If you’ve ever read my blog before, you know that I hate romance. If you haven’t read my blog before, know one thing: I hate romance. I can’t stand when men are too gushy and sweet, when they bring girls roses and chocolates and all those other cliched items that every girl ends up tossing. I especially despise watching the reactions of girls who like this type of attention. Any girl who feeds into that type of love-dovey behavior in front of me isn’t someone I want to be around.

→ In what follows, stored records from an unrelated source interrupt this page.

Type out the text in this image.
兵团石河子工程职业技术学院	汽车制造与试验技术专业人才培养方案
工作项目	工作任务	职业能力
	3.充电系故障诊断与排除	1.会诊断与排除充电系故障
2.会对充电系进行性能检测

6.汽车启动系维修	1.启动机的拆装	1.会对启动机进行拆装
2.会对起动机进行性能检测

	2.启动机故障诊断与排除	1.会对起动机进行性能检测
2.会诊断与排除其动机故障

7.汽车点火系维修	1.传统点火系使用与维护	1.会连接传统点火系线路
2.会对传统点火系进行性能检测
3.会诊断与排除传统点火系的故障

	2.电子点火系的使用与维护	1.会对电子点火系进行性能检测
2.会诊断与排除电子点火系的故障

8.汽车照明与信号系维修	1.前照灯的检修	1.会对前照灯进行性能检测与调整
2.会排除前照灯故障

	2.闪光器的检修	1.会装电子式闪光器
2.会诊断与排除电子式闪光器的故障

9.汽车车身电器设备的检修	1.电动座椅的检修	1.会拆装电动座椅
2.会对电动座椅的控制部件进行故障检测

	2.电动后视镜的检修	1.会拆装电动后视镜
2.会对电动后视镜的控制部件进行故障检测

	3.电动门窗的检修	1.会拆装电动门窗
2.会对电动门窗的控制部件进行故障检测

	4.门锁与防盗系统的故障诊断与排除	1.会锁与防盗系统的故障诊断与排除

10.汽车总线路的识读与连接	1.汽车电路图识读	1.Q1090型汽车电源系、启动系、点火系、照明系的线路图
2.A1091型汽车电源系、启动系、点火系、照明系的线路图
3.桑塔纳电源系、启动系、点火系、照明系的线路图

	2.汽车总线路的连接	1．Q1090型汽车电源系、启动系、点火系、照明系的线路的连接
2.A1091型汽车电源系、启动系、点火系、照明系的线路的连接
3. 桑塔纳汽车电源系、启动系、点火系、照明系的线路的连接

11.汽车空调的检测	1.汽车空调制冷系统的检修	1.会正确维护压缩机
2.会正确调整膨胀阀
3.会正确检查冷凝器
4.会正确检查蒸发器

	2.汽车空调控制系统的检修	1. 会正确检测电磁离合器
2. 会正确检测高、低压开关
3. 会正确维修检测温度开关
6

Except myself.

Let me explain. Don’t worry, nothing has changed. I haven’t turned into a girl that expects (or even allows) her man to buy her things, and I’m certainly not one that makes out with her boyfriend in public. Unfortunately for him, I’ll barely even give him a kiss on the cheek when other people are around. As I’ve reiterated over and over, I’ve spent a huge chunk of my life being single. I’ve watched (in jealously) as other girls show affection for their boyfriends on the side of the road, only for the boys to reciprocate.

What happens though, if you’re a girl like me, one who hates watching other people all sickeningly in love, when you find yourself in love? What if you realize that you, too, love a man, and love him so much that you want to show your affection everywhere and anywhere? So much so that you want to shout it from the rooftops and show him off to every passerby?

If you’re aware of your surroundings, social rules or at all empathetic, you won’t act like those people you see on the street. You won’t be hanging on each other as if you’re physically attached at the lips to your partner, and you won’t be shrieking “I LOVE YOU” and “I MISS YOU!!!!” in front of other people. You just won’t.

But, that doesn’t mean you won’t be all ew and gross and pukey in private. In fact, the more you hold it in when you’re out in public the more likely you’re going to be disgusting with your boy-toy in private. If you won’t even, say, hold his hand when you’re walking to dinner, there’s a good chance that you barely let go of his hand when you’re in private. If for nothing more, it’s to make up for lost time with the one that you love.

Is that a problem if you’re really touchy-feely and romantic in private? I’d have to argue that it’s not at all. In fact, I’d even say that you’re more empathetic and socially aware of the people who don’t save their PDA and affection for private time. As a single girl at heart (simply in my beliefs towards affection in public, not in promiscuous behavior!) I’m always aware of other people. How might my friends react if I were “spending time with them” while simultaneously groping my boyfriend? Do you think they’d like it if my tongue were down his throat as they tried to share a meal or have a conversation? You know the answer. That answer is why I keep my hands to myself-- at least in public! The rules of nursery school, boys and girls.

Sure, sharing is caring. As my friend L. always says, sharing is caring unless it’s a venereal disease. I’m going to add to that and say it’s caring unless it’s affection in public. Don't share your affection in public and be THAT girl. No one wants to see it. Really.

Just remember, though, that affection still is important. It’s what makes or breaks our relationships with other people, what boosts or hinders our self-esteem. Without showing our love and gratitude toward those we care about, of course they’ll feel under-appreciated and not understand how imperative they are in our lives. Our emotional well-being relies on hugs, kisses and, yes, I’ll say it, sex. But there’s no reason to show the world all these expressions of love. Such public displays make other people want to slap you and your partner both across the face. I’d have to say that I wouldn’t argue with someone for (FINALLY!) doing that. It might do all of us disgusted onlookers some good.